日本代表ウイーク中断前最後となった3月21日湘南ベルマーレ戦(レモンS)で、原川力(27)坂元達裕(24)高木俊幸(29)のMF3人が、同じハムストリング筋損傷で数週間の離脱が決まった。

開幕から全7試合に先発した原川と坂元は、初選出されていた日本代表も不参加に。高木は途中出場での負傷だった。
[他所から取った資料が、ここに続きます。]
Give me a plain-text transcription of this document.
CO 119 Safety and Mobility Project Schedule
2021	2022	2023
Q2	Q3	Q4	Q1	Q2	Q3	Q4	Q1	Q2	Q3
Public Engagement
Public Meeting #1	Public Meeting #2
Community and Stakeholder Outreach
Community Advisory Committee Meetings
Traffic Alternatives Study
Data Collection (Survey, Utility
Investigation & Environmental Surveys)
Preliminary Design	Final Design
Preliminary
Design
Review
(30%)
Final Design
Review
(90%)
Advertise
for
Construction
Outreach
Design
「3人は残念ながら鳥栖戦は出られない」と説明したブラジル人指揮官だが「サッカーは、けが人が出てしまうスポーツ。これまで私は、けが人が出たことで嘆いたことはない。逆に出られなかった選手には大きな機会。活躍すれば、今まで以上に強くなるのはサッカーでよくあること」と前向きに話した。

具体的な代役選手については「言えない」と明言を避けたが、原川が務めたボランチには、昨季まで主力を務めたMF藤田直之(33)の6試合ぶりの先発が順当か。
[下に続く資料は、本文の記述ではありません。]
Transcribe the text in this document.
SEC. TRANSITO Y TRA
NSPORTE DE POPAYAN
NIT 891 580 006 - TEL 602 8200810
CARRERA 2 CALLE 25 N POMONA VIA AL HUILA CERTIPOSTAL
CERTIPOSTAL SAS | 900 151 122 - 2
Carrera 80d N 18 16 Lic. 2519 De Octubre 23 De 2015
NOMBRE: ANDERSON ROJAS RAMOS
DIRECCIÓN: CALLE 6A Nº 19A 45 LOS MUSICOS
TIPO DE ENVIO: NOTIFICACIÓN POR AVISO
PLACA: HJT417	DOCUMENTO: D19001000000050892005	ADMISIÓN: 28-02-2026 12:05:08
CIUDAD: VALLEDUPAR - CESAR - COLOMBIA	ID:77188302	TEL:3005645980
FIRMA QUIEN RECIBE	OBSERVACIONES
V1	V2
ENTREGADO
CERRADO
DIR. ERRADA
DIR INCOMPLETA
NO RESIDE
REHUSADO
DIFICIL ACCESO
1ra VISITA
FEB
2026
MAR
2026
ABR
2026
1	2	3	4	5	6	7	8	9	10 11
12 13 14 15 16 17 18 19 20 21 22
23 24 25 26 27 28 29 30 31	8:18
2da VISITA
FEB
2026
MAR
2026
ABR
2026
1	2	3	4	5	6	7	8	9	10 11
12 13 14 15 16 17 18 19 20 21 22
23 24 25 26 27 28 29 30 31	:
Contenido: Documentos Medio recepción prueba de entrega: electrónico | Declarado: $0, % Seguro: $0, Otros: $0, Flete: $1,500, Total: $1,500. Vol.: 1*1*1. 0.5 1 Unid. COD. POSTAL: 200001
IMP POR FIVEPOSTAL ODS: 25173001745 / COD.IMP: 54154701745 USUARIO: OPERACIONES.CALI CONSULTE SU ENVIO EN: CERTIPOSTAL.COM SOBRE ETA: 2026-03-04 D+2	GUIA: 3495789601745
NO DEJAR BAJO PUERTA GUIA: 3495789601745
坂元が担った右2列目には、FW松田力(りき、29)が抜てきされる可能性もある。過去3試合はすべて途中出場。今季J2ヴァンフォーレ甲府から新加入した選手で、不動の右サイドバックのDF松田陸は双子の兄。ツインズが初めてそろって先発するかもしれない。同じ右サイドでの連係で、双子によるアシスト&ゴールが生まれれば、大きな話題になる。

サガン鳥栖が開幕から6試合連続無失点試合を継続中で、96年横浜フリューゲルスがマークした開幕連続試合無失点のJ1記録に25年ぶりに並んでいる。新記録達成か否かが注目される点には、指揮官は「大阪でそのような新記録は絶対に達成させない。我々は必ずゴールを決める」と語気を強くした。
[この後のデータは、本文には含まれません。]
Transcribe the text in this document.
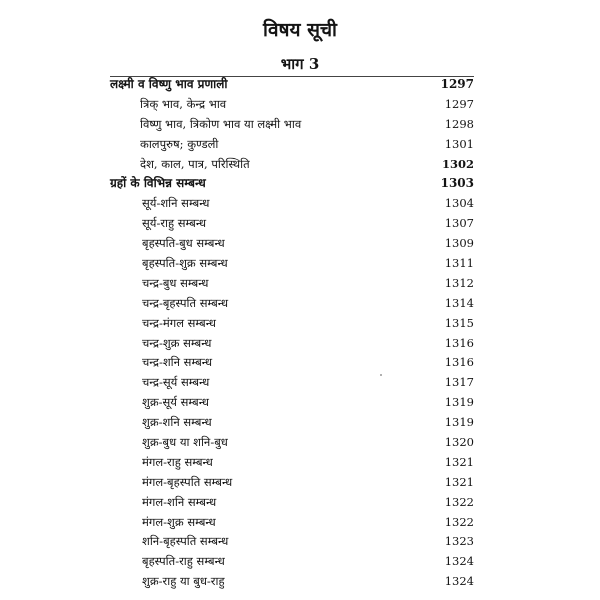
विषय सूची
भाग 3
लक्ष्मी व विष्णु भाव प्रणाली	1297
त्रिक् भाव, केन्द्र भाव	1297
विष्णु भाव, त्रिकोण भाव या लक्ष्मी भाव	1298
कालपुरुष; कुण्डली	1301
देश, काल, पात्र, परिस्थिति	1302
ग्रहों के विभिन्न सम्बन्ध	1303
सूर्य-शनि सम्बन्ध	1304
सूर्य-राहु सम्बन्ध	1307
बृहस्पति-बुध सम्बन्ध	1309
बृहस्पति-शुक्र सम्बन्ध	1311
चन्द्र-बुध सम्बन्ध	1312
चन्द्र-बृहस्पति सम्बन्ध	1314
चन्द्र-मंगल सम्बन्ध	1315
चन्द्र-शुक्र सम्बन्ध	1316
चन्द्र-शनि सम्बन्ध	1316
चन्द्र-सूर्य सम्बन्ध	1317
शुक्र-सूर्य सम्बन्ध	1319
शुक्र-शनि सम्बन्ध	1319
शुक्र-बुध या शनि-बुध	1320
मंगल-राहु सम्बन्ध	1321
मंगल-बृहस्पति सम्बन्ध	1321
मंगल-शनि सम्बन्ध	1322
मंगल-शुक्र सम्बन्ध	1322
शनि-बृहस्पति सम्बन्ध	1323
बृहस्पति-राहु सम्बन्ध	1324
शुक्र-राहु या बुध-राहु	1324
C大阪は開幕4勝1分け2敗で4位、鳥栖は4勝2分けで3位という屈指の好カード。リーグ2位の13得点を誇るC大阪が、唯一無失点の鳥栖との“矛と盾対決”を制することができるか。【横田和幸】

◆Jリーグの双子 佐藤勇人(MF)と寿人(FW)は06年に日本代表(アジア杯予選)で史上初めて同時出場を果たし、J2千葉時代の19年には同時先発を実現。森崎和幸と浩司(ともにMF)は広島の先発に定着し、04年5月5日C大阪戦で双子による初のアベックゴールを決めた。